NL5
Unpossible!
Mindset said:That's what I'm learning in physics & audio. I guess they trying to teach us something else. Then I put the knowledge computers & how they measured together, and whola, that's my story.
I guess I just don't understand that if I took 44,100 pictures in 1 second of a 80Hz tone, why would it not be more accurate by taking 192,000 pictures of the 80Hz tone. What they taught us was that 1 sample rate was basically 1 picture of that sound. The more samples of that sound, the more accurate it becomes (resolution i guess). So then at 44.1khz & 192khz it doesn't matter, the points from each sample will still be drawn out the same? From what I also understood, that 2 samples should go for 1 frequency to accurately reproduce audio (Nyquist) Which I assume is correct.
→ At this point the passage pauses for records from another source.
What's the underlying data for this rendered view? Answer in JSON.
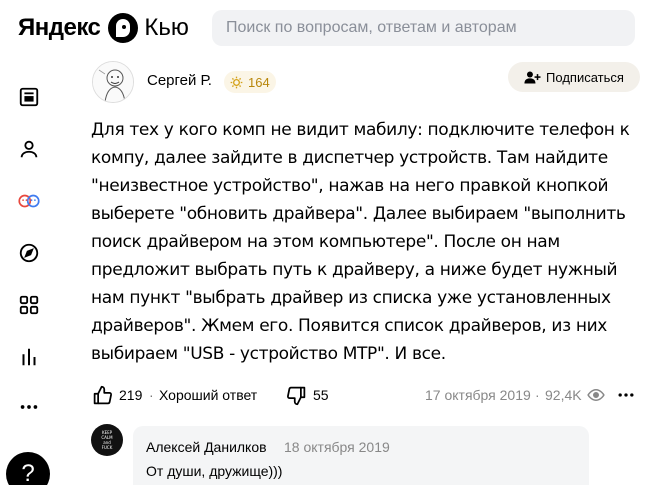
{
  "header": {
    "logo_yandex": "Яндекс",
    "logo_kyu": "Кью",
    "search_placeholder": "Поиск по вопросам, ответам и авторам"
  },
  "sidebar": {
    "items": [
      {
        "name": "feed",
        "icon": "feed-icon"
      },
      {
        "name": "profile",
        "icon": "user-icon"
      },
      {
        "name": "communities",
        "icon": "communities-icon"
      },
      {
        "name": "explore",
        "icon": "compass-icon"
      },
      {
        "name": "categories",
        "icon": "grid-icon"
      },
      {
        "name": "stats",
        "icon": "bars-icon"
      },
      {
        "name": "more",
        "icon": "more-icon"
      }
    ],
    "help_label": "?"
  },
  "answer": {
    "author": "Сергей Р.",
    "rating": "164",
    "subscribe_label": "Подписаться",
    "text": "Для тех у кого комп не видит мабилу: подключите телефон к компу, далее зайдите в диспетчер устройств. Там найдите \"неизвестное устройство\", нажав на него правкой кнопкой выберете \"обновить драйвера\". Далее выбираем \"выполнить поиск драйвером на этом компьютере\". После он нам предложит выбрать путь к драйверу, а ниже будет нужный нам пункт \"выбрать драйвер из списка уже установленных драйверов\". Жмем его. Появится список драйверов, из них выбираем \"USB - устройство MTP\". И все.",
    "likes": "219",
    "good_answer_label": "Хороший ответ",
    "dislikes": "55",
    "date": "17 октября 2019",
    "views": "92,4K",
    "separator": "·"
  },
  "comment": {
    "author": "Алексей Данилков",
    "date": "18 октября 2019",
    "text": "От души, дружище)))",
    "avatar_text": [
      "KEEP",
      "CALM",
      "and",
      "FUCK"
    ]
  },
  "colors": {
    "rating_bg": "#fbf5e6",
    "rating_text": "#b8860b",
    "search_bg": "#f1f2f4",
    "comment_bg": "#f4f5f6"
  }
}
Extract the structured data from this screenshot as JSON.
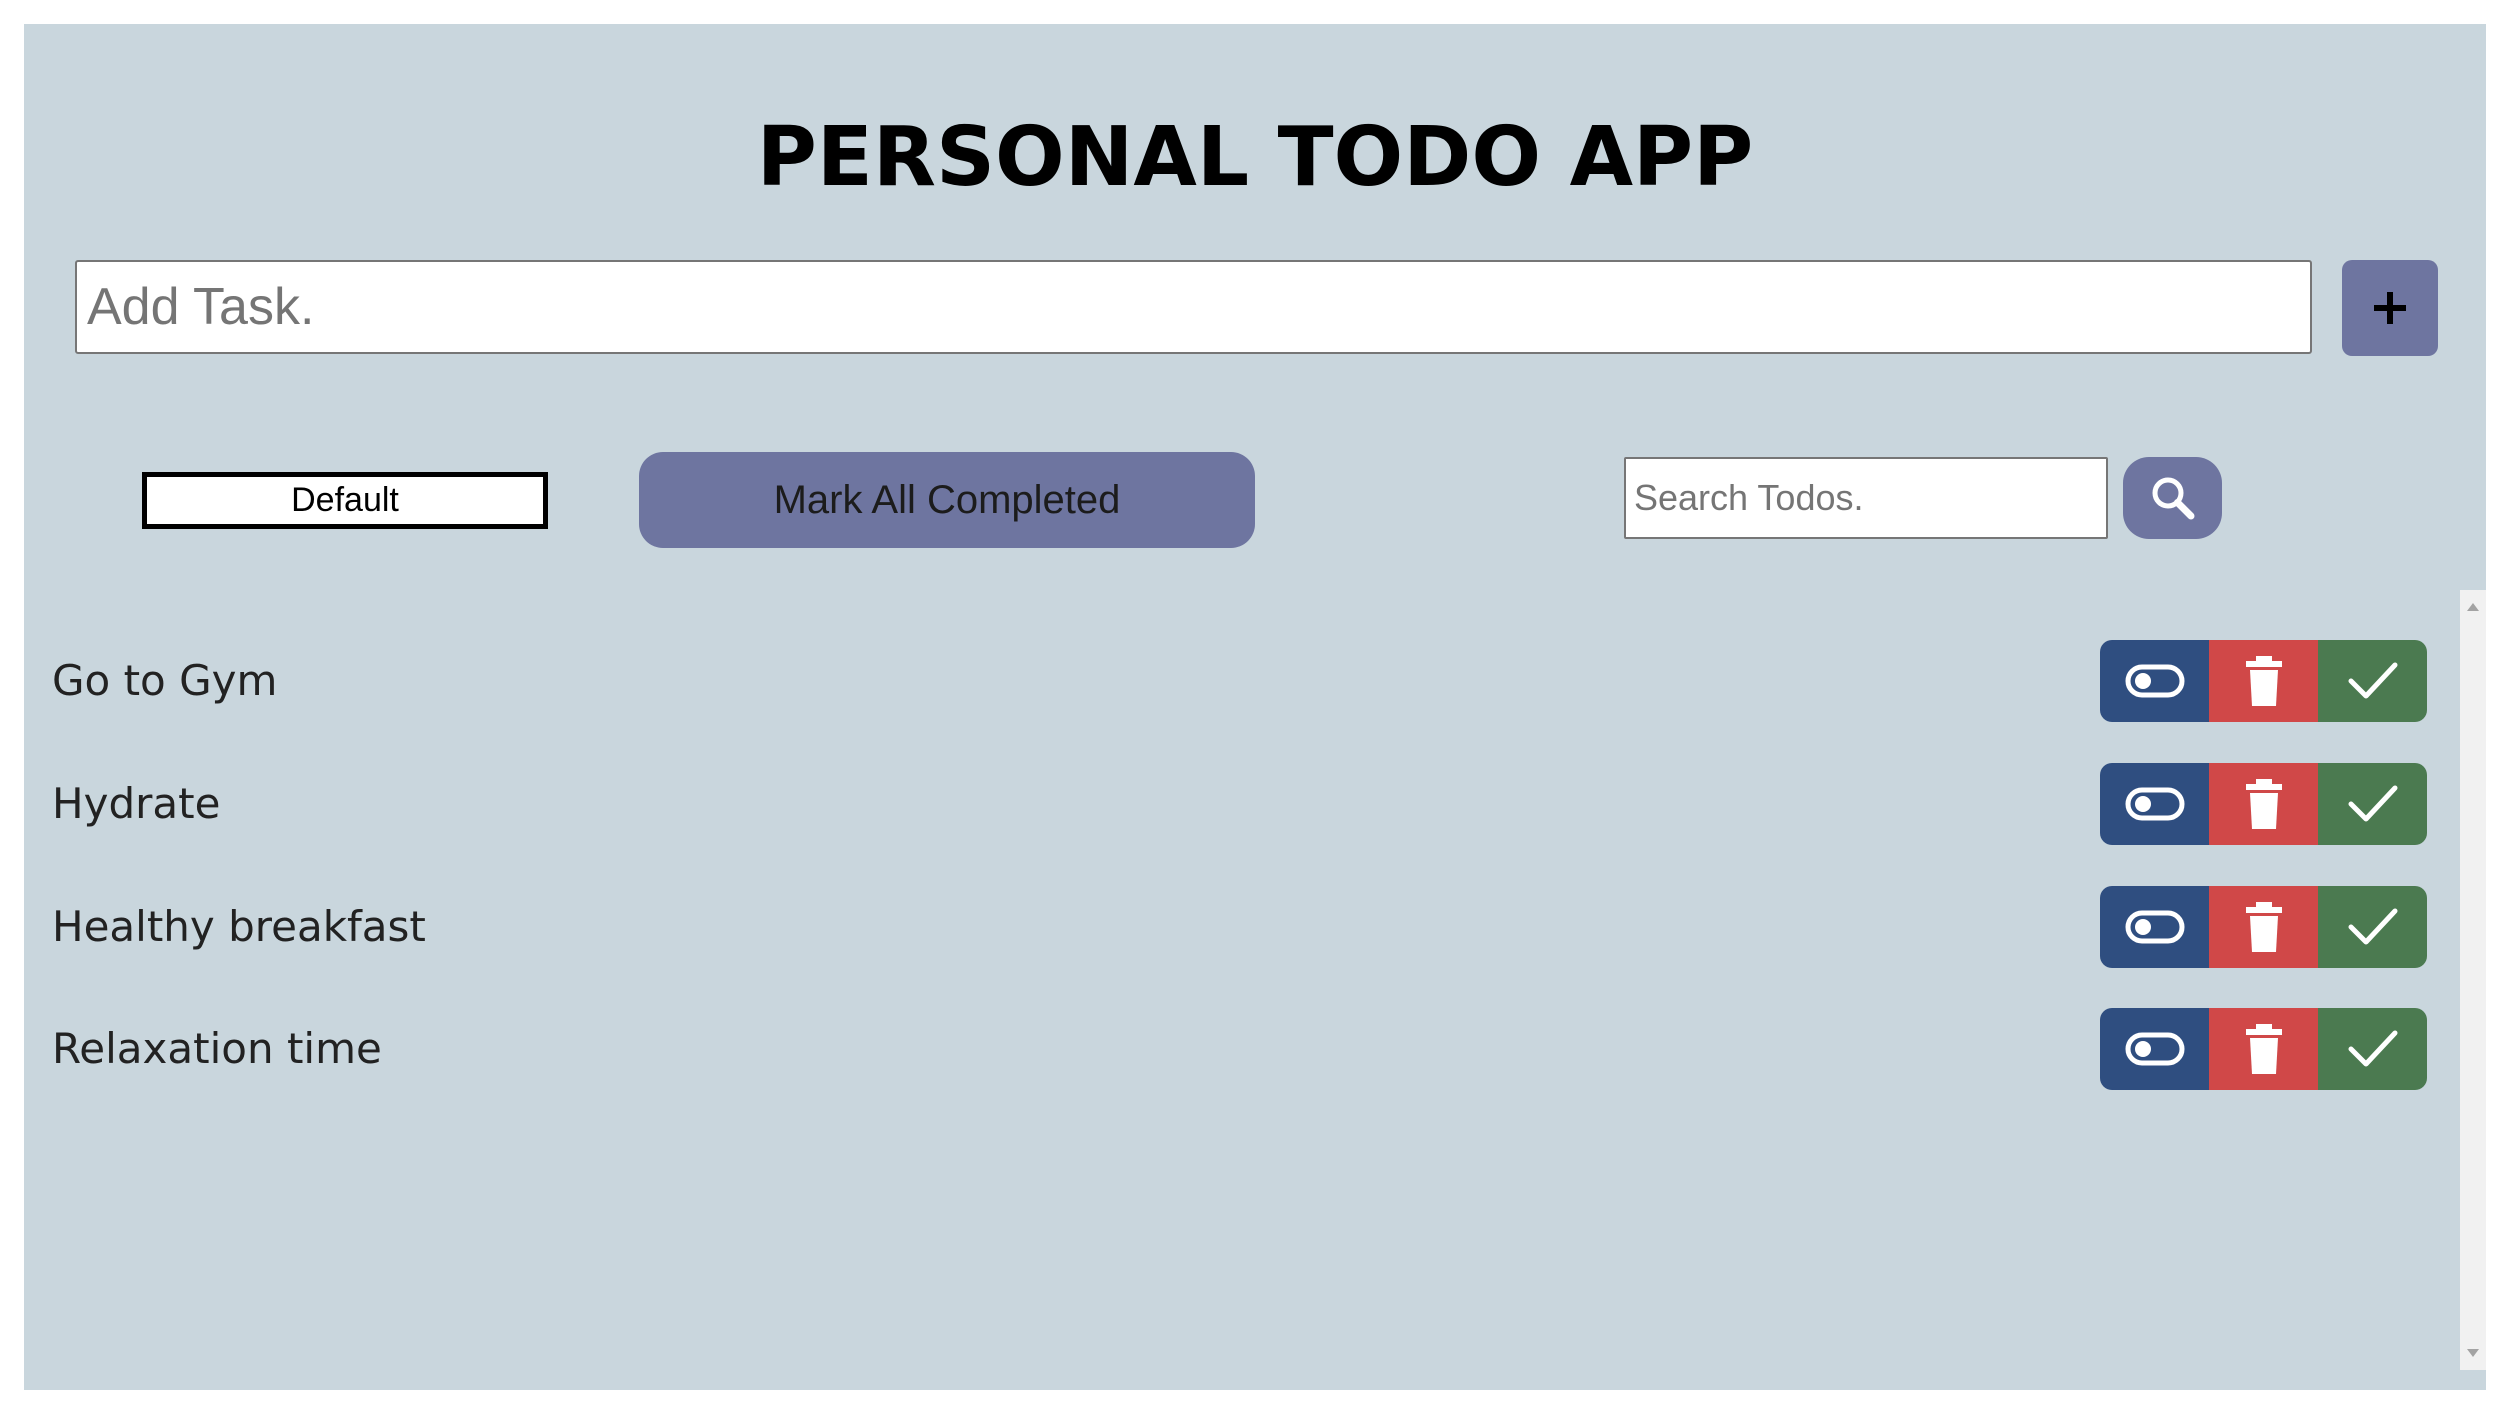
{
  "app": {
    "title": "PERSONAL TODO APP"
  },
  "add_task": {
    "placeholder": "Add Task.",
    "button_icon": "plus-icon"
  },
  "controls": {
    "filter_selected": "Default",
    "mark_all_label": "Mark All Completed",
    "search_placeholder": "Search Todos.",
    "search_icon": "search-icon"
  },
  "todos": [
    {
      "text": "Go to Gym"
    },
    {
      "text": "Hydrate"
    },
    {
      "text": "Healthy breakfast"
    },
    {
      "text": "Relaxation time"
    }
  ],
  "row_actions": {
    "toggle_icon": "toggle-icon",
    "delete_icon": "trash-icon",
    "complete_icon": "check-icon"
  },
  "colors": {
    "background": "#c9d6dd",
    "primary_button": "#6e75a0",
    "toggle_button": "#2f4e80",
    "delete_button": "#d04848",
    "complete_button": "#4b7a50"
  }
}
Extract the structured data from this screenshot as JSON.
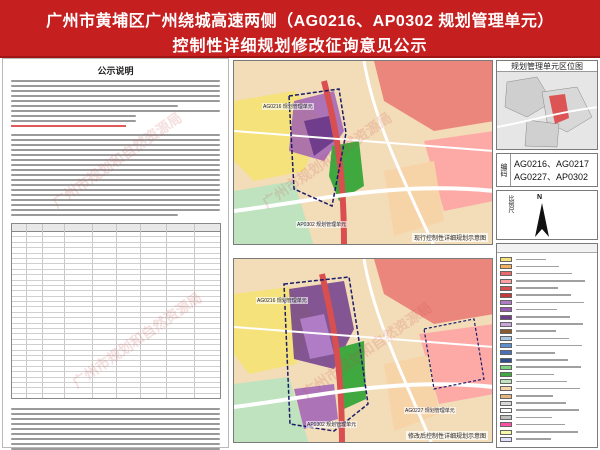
{
  "header": {
    "title_line1": "广州市黄埔区广州绕城高速两侧（AG0216、AP0302 规划管理单元）",
    "title_line2": "控制性详细规划修改征询意见公示"
  },
  "left_panel": {
    "section_title": "公示说明",
    "table_title": "征询意见统计表"
  },
  "maps": {
    "top": {
      "caption": "现行控制性详细规划示意图",
      "labels": [
        "AG0216 规划管理单元",
        "AP0302 规划管理单元"
      ]
    },
    "bottom": {
      "caption": "修改后控制性详细规划示意图",
      "labels": [
        "AG0216 规划管理单元",
        "AP0302 规划管理单元",
        "AG0227 规划管理单元"
      ]
    }
  },
  "right_panel": {
    "location_title": "规划管理单元区位图",
    "code_key": "编码",
    "codes_line1": "AG0216、AG0217",
    "codes_line2": "AG0227、AP0302",
    "north_label": "N",
    "side_label": "比例尺"
  },
  "legend": {
    "colors": [
      "#f5e27a",
      "#f2b05c",
      "#e86a6a",
      "#ff9ea3",
      "#d94f4f",
      "#c43a3a",
      "#b07cc6",
      "#9b59b6",
      "#6f3d8c",
      "#c9a6d9",
      "#8b5a2b",
      "#a8c8e8",
      "#5b8fd0",
      "#4a6fb5",
      "#2f4f8f",
      "#7ed37e",
      "#3fa83f",
      "#bfe3bf",
      "#f7d4a8",
      "#e6b47f",
      "#d8d8d8",
      "#ffffff",
      "#c0c0c0",
      "#ff4fa3",
      "#f7f7a8",
      "#e0e0ff"
    ]
  },
  "watermark": "广州市规划和自然资源局"
}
But then aliasing sounds above 20khz get picked up or whatever, and that's why they added a few khz on top of it, to become 44.1 instead of 40. or really 22.1khz doubled. They said that if there was a 5khz tone, for example, that lasted for 1 second, that means there was 5000 peak to peaks or whatever, in that 1 second to make it a 5khz tone & if you take 192,000 pictures of that 5khz tone, it'll be more accurate than 44,100, saying everything was perfect.
You need to do some reading!

Anyway, let me explain it this way. If I tell you how to look at a map to get to my house, and I tell you which streets to turn on, you could trace an accurate path, right? Now if I told you every single footstep where to go, and you traced it on the same map from those directions, would it be any more accurate? No, you would trace the exact same path on the map. That is how 44.1 relates to 192. Once enough information is there to reproduce the signal 100%, everything else is just extra steps. There is a need for higher than 44.1, but that has nothing to do with being able to accurately draw an audio signal from a 44.1khz sample rate.